Long Island lost 270,000 jobs, or 21.9 percent of non-farm payroll employment, compared with a rate of 20.1 percent for New York City.
“This pandemic has caused hundreds of thousands of Long Islanders to lose their jobs, shuttered businesses, and turned our local economy upside down,” Suffolk County Executive Steve Bellone (D) said in a statement. He and Nassau County Executive Laura Curran (D) held a press conference today in Melville where they cited this report. “This report makes it clear that federal aid from Congress is necessary if our region is going to rebound and recover from the worst economic crisis since the Great Depression.”
The impact was particularly brutal for people with low-paying jobs, lower levels of education and among the Hispanic population.
The worst, however, is not over, as total job losses on Long Island are expected to reach 375,000 compared to pre-COVID levels. Net job losses are expected to continue through 2021 as well, albeit at a slower pace.
More than two out of three jobs lost (or 68 percent) were in sectors that pay less than the regional average annual wage of $61,600.
The area that lost the highest number of jobs, across Suffolk and Nassau County, was hospitality, which shed 82,000 jobs. Health care and social assistance lost 59,000 jobs and retail lost 52,000.
The job decline in hospitality was especially problematic for Hispanic workers, who are disproportionately represented in those businesses. Hispanic workers represent 27 percent of the hospitality field, while they are a smaller 17 percent of the overall Long Island workforce.
While workers with a high school diploma or below constitute 62 percent of the workforce, they represented 73 percent of the viral-related job losses, reflecting the disparate effect of the virus.
The overall effect of these job losses will result in a decline of $21 billion in earnings for Long Island workers and $61 billion in economic activity throughout the area.
The report suggested that economic recovery would occur in several waves, with some industries showing an increase in jobs much more rapidly than others. Finance and insurance, management of companies and enterprises, professional and technical services, government and information jobs will likely see 95 percent of jobs return within six months, by the first quarter of next year.
The second wave includes jobs in real estate, retail, administrative and waste services, construction and utilities, education, health care and social assistance, manufacturing, wholesale trade, and other services. Within a full year, 85 percent of those jobs will return.
The third wave will take the longest and will bring back the fewest jobs. Accommodation and food services, transportation and warehousing, and arts, entertainment and recreation will take two years to restore 75 percent of the jobs on Long Island that predated COVID-19.
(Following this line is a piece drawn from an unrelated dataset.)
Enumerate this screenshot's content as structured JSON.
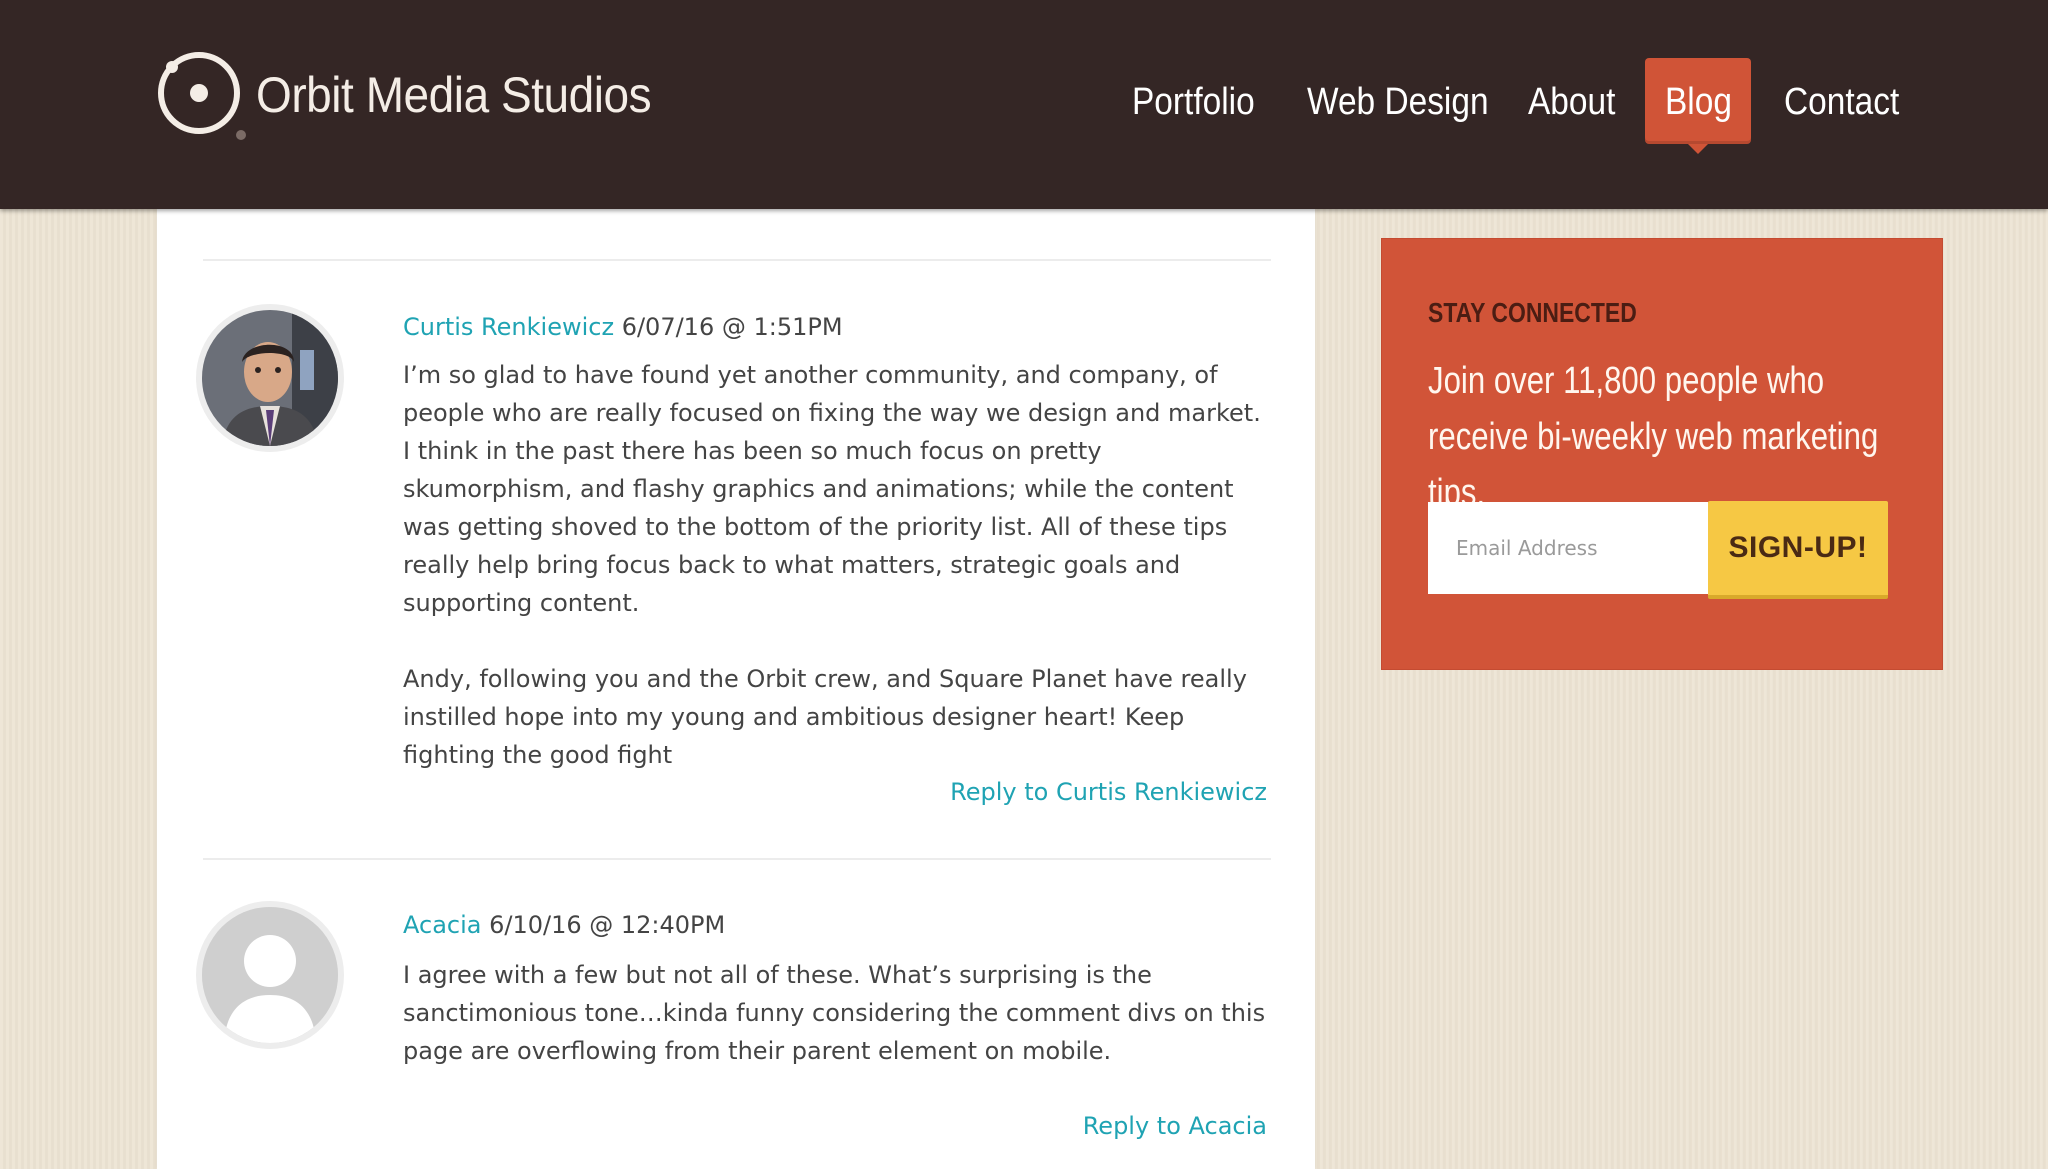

Half of all businesses in Suffolk County closed temporarily during the virus. An estimated 1 percent of those businesses closed permanently.
One third of businesses on Long Island are at risk of closing.
The report also projects that earning and spending losses may be even higher in 2021 from a slow recovery within some sectors and from expiring unemployment benefits.
The report and the county executives urged the federal government to pass the HEROES Act, which provides $375 billion in budgetary relief for local governments. The act passed the house, but the Senate has yet to address it.
The report also urged an extension of benefits for workers and businesses and an increase in federal infrastructure funds. The report also sought federal relief for small businesses, while supporting new business development and helping businesses recover. Finally, it seeks assistance for states and counties for workforce development, job training and equity initiatives.